Na primeira partida do ano seguinte, o Bagé goleou o Guarany por 4 a 0 no gramado novo do estádio Estrela D'Alva, o Antônio Magalhães Rossel. Mas ainda não se considerou vingado. Pela Copa Cidade de Porto Alegre, em 1991, valendo passagem para o Gauchão, o Guarany disputava vaga direta com o São Paulo, de Rio Grande. Mas deu azar. Dependia do Bagé para vencer o São Paulo no Pedra Moura, na última rodada. Os jalde-negros jogaram com um misto. O time não resistiu ao São Paulo, perdeu por 1 a 0 e foi eliminado.

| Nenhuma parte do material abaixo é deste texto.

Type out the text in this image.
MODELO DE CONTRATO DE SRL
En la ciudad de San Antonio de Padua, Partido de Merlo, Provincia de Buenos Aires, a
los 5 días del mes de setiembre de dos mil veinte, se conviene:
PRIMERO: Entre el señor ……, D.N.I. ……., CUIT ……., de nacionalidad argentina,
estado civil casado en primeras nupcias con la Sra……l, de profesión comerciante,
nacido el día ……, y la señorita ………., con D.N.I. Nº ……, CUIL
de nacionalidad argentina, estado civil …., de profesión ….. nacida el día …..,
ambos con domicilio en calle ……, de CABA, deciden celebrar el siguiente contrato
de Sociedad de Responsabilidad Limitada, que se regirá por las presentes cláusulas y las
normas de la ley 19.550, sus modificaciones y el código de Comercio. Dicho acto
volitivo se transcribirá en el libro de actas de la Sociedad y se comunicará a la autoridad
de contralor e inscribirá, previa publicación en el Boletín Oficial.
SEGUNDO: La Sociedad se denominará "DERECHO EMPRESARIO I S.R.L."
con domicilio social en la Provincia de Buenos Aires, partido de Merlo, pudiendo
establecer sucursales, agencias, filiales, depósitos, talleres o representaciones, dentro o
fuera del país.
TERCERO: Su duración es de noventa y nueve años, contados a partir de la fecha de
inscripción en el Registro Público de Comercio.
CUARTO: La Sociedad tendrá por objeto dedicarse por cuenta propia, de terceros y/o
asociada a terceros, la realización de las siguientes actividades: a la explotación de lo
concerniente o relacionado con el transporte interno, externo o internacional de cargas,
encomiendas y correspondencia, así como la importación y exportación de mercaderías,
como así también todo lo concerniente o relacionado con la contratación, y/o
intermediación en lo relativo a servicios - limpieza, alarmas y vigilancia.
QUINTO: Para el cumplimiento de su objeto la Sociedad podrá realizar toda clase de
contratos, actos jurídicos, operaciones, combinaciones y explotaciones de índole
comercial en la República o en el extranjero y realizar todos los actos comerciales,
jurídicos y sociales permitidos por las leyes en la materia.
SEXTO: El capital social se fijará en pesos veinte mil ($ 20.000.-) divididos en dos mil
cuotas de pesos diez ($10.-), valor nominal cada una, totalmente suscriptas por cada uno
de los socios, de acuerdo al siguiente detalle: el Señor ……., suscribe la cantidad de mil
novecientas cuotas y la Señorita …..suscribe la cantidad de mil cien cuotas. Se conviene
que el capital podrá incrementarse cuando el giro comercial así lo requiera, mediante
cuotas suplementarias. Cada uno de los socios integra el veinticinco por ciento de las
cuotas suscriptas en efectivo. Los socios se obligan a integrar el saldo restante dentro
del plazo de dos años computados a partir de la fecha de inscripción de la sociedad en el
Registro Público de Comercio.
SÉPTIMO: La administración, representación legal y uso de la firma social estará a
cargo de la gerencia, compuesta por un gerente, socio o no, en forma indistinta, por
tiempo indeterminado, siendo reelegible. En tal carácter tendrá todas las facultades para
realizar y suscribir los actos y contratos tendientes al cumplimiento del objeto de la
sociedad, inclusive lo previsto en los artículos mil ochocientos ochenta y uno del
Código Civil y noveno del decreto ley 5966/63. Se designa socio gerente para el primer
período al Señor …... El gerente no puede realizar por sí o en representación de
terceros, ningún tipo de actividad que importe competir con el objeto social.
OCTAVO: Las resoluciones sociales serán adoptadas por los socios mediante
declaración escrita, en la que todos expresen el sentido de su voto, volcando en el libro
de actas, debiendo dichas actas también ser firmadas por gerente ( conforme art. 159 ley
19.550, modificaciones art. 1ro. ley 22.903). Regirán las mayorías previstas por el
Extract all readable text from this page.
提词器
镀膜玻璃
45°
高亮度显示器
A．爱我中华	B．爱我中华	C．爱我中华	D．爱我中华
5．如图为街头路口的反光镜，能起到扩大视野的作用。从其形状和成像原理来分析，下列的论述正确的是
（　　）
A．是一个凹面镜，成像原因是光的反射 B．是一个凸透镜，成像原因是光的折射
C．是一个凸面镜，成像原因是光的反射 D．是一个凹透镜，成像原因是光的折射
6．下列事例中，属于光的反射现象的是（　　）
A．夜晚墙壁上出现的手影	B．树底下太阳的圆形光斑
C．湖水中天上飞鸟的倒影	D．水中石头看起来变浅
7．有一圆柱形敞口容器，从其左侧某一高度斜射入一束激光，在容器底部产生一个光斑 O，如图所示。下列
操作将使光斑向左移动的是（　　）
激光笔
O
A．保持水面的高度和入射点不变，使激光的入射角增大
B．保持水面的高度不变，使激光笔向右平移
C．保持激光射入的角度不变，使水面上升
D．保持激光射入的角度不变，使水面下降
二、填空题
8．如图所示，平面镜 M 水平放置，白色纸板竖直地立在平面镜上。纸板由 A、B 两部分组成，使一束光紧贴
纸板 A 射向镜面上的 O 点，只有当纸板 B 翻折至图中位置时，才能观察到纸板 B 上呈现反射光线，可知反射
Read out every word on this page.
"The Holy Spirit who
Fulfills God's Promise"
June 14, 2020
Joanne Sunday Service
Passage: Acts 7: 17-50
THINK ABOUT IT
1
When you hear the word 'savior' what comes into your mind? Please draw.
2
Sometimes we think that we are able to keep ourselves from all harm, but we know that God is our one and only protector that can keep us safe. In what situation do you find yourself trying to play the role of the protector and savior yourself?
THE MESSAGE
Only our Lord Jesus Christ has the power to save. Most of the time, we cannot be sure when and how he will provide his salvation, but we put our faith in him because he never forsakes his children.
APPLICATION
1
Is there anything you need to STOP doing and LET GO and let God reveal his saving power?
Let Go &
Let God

A desconfiança sempre rondou a cidade de Bagé. Jogador de um time não podia ser visto com um da outra equipe porque logo corria pela Sete de Setembro o boato de que um deles estava vendido. Havia guerra de apedidos nos jornais.
- Bastava encontrar o adversário na esquina para plantar a notícia de complô e a expressão "está vendido" - conta Saulzinho.
Até 1977, calcula Saulzinho, os estádios costumavam colocar mais de 5 mil torcedores por jogo. Nos anos 50, 60 e 70 eram tempos sustentados pela força da pecuária, com dinheiro mais fácil. Não foi à toa que os grandes times da região, como o Guarany de Saul, Solis Rodrigues, Tupãzinho, Ivo Medeiros, Max e Ênio Chaves surgiram nessa época.
Mas foi nos anos 20 que o futebol local explodiu. Assim, o Guarany sagrou-se campeão Gaúcho em 1920, bicampeão em 1938 e vice em 1926, 1929 e 1958. Campeão em 1925, o Bagé ainda foi vice em 1927, 1928, 1940, 1944 e 1957. Mas foi o Bagé quem teve o perfil de clube revelador. Foi no Pedra Moura que surgiram Tupã, Raul Calvet, Sérgio Cabral e o próprio Saulzinho. Todos eles acabaram depois no Guarany.

( jones.silva@zerohora.com.br )
Que chute!
Em clássico de 1953, zagueiro do Bagé bateu falta de seu campo e marcou o gol da vitória sobre o Guarany.
O lance foi denominado Gol dos 70 metros
Galego

A seleção de Galego só viajou.
Matéria publicada no Jornal Zero Hora (Porto Alegre-RS) no dia 23/01/2007.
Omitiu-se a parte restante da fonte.